Thursday, 9 October 2014

Testing System Configuration Recovery on a Single Node Cluster

CAVEAT LECTOR! This is a totally unofficial post by a NetApp enthusiast, and these actions were performed on a SIM, not a real live production system!


Our starting point is a brand new, post-‘Cluster Setup Wizard’, Clustered ONTAP 8.2.1 single-node cluster.

We’ve completed a very basic cluster setup so that we have something to get back when we do the cluster restore:

storage disk assign -node NACLU7-01 -all
storage aggregate create aggr1 -diskcount 12
system license add NFSLICENCECODE
system timeout modify 0
vserver setup

In the Vserver setup script, we create a Vserver for NFS, with 3 data volumes, a data LIF for NFS ...

Configuring System Configuration Backup

The open source FileZilla FTP Server is used as a destination to upload System Configuration Backups to. The following commands configure System Configuration Backup, and test:

set -privilege advanced
system configuration backup settings modify -destination -username ftpuser
system configuration backup settings set-password

system configuration backup show
system configuration backup create -node NACLU7-01 -backup-type node -backup-name 20141009NACLU7-01
system configuration backup create -node NACLU7-01 -backup-type cluster -backup-name 20141009NACLU7
system configuration backup upload -node NACLU7-01 -backup 20141009NACLU7-01.7z -destination
system configuration backup upload -node NACLU7-01 -backup 20141009NACLU7.7z -destination

Breaking the Single-Node Cluster

We reboot the load, go into maintenance mode, and destroy the root aggregate aggr0!

::> reboot

Ctrl-C for Boot Menu
Selection (5) Maintenance mode boot

*> aggr status
*> aggr offline aggr0
*> aggr destroy aggr0
*> halt

When the node reboots it will get to the below error and then reboot, and continue in this loop until we fix it:

raid.assim.tree.noRootVol:error]: No usable root volume was found!

Fixing the Single-Node Cluster

If we were moving the root aggregate we would have pre-created a new root aggregate. As it is in this instance, we have to run (4) from the Boot Menu to create a new root aggregate. For this to work without wiping the data aggregate that is still intact, we must unassign all disks, and assign just the 3 disks we want to be used for the new root aggregate.

An Aside...

Note: If it is unknown what are the spare disks, it is possible to temporarily set that data aggregate as root, and boot into that and run a::>

::> storage disk show -container spare

This requires selecting option 5 from the boot menu and:

Ctrl-C for Boot Menu
Selection (5) Maintenance mode boot

We set the existing data aggregate - aggr1 - to ha_policy cfo and root. After we reboot, the node will boot from a newly created skeleton root volume (AUTOROOT.)

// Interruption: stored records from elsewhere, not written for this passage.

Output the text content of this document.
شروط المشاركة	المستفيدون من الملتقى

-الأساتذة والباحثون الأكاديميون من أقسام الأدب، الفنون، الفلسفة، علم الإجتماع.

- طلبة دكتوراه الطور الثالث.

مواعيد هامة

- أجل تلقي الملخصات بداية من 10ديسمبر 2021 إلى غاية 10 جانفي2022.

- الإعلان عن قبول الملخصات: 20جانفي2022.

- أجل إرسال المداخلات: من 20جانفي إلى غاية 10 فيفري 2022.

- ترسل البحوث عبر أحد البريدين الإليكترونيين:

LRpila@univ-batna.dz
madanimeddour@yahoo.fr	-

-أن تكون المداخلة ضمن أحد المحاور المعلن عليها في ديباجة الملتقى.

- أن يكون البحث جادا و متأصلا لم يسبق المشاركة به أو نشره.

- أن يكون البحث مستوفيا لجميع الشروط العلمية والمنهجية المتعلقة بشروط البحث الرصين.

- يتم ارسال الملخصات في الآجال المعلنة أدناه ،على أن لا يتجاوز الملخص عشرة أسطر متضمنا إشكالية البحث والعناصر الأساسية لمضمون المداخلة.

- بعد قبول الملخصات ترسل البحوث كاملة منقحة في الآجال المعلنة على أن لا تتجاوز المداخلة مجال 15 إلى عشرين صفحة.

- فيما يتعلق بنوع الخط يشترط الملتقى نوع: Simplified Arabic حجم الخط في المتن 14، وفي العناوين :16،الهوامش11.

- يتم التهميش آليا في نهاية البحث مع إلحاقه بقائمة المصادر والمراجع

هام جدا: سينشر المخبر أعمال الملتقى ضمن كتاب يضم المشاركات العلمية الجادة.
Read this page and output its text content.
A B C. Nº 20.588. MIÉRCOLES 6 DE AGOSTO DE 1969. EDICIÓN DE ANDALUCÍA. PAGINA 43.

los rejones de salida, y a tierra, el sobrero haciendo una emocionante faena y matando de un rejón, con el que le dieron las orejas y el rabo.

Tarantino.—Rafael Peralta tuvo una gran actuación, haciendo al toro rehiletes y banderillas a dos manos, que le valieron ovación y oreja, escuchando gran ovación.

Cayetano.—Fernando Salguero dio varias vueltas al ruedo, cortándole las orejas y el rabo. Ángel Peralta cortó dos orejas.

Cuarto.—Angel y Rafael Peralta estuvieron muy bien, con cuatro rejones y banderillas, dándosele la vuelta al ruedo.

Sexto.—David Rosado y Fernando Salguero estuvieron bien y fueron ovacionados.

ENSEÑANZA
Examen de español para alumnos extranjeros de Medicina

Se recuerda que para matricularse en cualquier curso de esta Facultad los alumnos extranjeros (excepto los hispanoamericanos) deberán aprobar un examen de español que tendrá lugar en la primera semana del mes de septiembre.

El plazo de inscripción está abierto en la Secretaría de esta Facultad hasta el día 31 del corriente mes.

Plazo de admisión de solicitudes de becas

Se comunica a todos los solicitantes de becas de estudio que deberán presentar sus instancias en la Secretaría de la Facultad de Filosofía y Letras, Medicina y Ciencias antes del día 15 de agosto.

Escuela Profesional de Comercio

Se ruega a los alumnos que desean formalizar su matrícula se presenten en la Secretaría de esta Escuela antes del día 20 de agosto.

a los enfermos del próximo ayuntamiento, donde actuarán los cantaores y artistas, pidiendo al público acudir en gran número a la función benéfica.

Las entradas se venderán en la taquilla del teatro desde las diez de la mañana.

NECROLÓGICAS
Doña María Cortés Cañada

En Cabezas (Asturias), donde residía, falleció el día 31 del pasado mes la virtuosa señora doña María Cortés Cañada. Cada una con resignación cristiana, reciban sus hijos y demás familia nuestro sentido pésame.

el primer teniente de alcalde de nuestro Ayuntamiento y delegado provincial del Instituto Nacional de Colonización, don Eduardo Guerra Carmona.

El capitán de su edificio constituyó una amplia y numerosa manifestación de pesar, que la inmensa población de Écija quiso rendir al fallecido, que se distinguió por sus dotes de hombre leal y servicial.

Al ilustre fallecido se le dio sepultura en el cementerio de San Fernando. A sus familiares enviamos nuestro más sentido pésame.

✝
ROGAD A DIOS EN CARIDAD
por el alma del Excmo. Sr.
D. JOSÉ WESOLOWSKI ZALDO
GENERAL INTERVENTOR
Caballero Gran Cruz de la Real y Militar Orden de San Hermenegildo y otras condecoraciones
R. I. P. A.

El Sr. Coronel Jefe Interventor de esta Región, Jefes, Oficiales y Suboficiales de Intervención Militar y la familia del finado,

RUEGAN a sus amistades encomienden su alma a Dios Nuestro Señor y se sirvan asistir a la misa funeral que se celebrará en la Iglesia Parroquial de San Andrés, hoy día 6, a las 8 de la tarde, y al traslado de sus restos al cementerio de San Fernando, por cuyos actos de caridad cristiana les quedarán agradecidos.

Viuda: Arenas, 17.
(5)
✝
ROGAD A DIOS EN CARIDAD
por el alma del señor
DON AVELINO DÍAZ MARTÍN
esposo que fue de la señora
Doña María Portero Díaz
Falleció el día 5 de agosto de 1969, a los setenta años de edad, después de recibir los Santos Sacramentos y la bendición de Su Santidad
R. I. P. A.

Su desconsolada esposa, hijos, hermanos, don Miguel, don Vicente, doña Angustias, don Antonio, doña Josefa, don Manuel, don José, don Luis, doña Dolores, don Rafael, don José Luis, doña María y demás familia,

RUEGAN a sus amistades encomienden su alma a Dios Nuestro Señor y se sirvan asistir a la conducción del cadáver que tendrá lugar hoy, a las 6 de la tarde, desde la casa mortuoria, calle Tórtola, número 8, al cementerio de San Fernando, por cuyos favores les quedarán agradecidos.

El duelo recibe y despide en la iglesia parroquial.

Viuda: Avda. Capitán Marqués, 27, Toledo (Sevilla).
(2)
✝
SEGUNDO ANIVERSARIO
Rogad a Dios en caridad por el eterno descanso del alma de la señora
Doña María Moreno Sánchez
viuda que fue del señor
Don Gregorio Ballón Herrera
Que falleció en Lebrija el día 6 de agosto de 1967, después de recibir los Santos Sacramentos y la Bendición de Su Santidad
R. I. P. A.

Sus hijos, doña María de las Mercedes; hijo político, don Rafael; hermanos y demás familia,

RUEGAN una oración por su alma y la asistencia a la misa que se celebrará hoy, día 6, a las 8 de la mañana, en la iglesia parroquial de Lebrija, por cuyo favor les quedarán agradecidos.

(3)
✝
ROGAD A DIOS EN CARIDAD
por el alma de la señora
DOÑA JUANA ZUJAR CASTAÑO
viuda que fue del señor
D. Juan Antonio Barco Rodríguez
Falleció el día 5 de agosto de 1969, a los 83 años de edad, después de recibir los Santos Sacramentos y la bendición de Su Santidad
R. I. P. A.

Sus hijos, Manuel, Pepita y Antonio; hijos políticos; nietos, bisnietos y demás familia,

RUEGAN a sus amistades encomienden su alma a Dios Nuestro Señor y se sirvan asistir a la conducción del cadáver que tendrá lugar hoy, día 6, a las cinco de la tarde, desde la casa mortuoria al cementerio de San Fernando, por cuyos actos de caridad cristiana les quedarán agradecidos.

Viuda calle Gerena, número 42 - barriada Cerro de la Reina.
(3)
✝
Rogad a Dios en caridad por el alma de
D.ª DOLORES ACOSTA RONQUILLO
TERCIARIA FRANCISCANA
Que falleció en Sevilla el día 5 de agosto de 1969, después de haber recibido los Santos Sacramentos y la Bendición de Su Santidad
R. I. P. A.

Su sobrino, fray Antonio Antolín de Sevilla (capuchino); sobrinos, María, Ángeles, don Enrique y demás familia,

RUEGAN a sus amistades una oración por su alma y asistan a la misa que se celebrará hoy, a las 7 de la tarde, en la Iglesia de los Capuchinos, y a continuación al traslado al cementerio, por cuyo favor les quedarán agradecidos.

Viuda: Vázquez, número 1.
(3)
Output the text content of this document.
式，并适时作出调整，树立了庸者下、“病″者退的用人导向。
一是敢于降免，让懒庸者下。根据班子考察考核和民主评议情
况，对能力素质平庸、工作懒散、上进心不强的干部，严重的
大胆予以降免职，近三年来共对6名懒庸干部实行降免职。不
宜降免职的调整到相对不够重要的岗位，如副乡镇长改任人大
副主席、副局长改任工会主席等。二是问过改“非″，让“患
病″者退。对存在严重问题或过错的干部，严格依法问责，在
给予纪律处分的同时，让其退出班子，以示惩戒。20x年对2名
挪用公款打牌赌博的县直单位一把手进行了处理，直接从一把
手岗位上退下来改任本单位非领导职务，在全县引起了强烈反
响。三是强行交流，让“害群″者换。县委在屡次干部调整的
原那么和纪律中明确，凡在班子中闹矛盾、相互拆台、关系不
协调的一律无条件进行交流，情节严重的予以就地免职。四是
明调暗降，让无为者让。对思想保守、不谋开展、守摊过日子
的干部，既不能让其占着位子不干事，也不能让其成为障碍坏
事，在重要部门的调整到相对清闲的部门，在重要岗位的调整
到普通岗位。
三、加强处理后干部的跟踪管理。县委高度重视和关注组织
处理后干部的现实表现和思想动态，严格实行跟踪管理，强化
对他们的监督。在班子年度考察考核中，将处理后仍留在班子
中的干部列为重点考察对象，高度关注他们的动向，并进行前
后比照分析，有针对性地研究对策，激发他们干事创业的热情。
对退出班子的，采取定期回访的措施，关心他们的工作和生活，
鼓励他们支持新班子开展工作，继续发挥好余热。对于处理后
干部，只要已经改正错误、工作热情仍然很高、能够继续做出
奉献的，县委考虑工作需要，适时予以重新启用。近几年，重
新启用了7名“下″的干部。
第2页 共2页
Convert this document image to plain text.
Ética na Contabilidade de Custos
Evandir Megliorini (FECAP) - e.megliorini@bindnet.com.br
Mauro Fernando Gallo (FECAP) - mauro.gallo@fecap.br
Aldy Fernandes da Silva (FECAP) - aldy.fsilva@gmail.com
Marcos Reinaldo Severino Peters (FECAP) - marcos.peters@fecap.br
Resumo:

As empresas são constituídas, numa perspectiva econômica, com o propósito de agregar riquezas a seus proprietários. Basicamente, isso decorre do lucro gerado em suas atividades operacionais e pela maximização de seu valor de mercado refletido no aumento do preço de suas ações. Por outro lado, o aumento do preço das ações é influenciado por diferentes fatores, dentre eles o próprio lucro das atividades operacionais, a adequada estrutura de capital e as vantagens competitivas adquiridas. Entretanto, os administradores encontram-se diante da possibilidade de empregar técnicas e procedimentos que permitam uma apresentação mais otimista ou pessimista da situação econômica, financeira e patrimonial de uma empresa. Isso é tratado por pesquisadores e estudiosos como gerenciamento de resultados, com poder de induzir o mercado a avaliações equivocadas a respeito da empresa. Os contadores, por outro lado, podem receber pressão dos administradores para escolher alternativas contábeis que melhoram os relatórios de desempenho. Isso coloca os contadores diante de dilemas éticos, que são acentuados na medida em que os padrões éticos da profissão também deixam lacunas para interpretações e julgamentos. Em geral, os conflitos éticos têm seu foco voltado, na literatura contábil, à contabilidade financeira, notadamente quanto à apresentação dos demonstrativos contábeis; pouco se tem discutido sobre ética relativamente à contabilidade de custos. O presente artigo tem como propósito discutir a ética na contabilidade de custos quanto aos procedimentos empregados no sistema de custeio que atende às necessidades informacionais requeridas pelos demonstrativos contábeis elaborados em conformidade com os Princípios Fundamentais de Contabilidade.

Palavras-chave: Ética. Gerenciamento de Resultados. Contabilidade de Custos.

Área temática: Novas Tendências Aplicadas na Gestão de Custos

*> aggr options aggr1 ha_policy cfo
*> aggr options aggr1 root
*> halt

Fixing the Single-Node Cluster (Continued)

Ctrl-C for Boot Menu
Selection (5) Maintenance mode boot

*> aggr offline aggr1
*> disk remove_ownership all
*> disk show # should show no disks
*> aggr status # should show no aggregates
*> disk assign v5.28
*> disk assign v5.29
*> disk assign v5.32
*> halt

After the node reboots:

Ctrl-C for Boot Menu
Selection (4) Clean configuration and initialize all disks

The node will boot to a login prompt, and when you login with the original credentials you will get this System Message:

A new root volume was detected. This node is not fully operational.

Fixing the Single-Node Cluster: Recovering the Data Aggregate(s)

Reboot again and go back into Maintenance mode to reassign disks (cannot do this in the Clustershell in the current cluster state) and get the data aggregate back

::> reboot

Ctrl-C for Boot Menu
Selection (5) Maintenance mode boot

*> disk assign all
*> aggr status
*> aggr online aggr1
*> aggr options aggr0 root
*> halt

Fixing the Single-Node Cluster: Recovery

After the system reboots, and we’ve logged back into the ‘temporary’ Clustershell, run these commands (Note: The node mgmt1 LIF is remembered):

storage aggregate show
network interface show

set diag
system configuration backup download -node local -source
system configuration backup download -node local -source
system configuration recovery cluster recreate -from backup -backup 20141009NACLU7.7z

Note: We recovery from the cluster backup since this contains the node information.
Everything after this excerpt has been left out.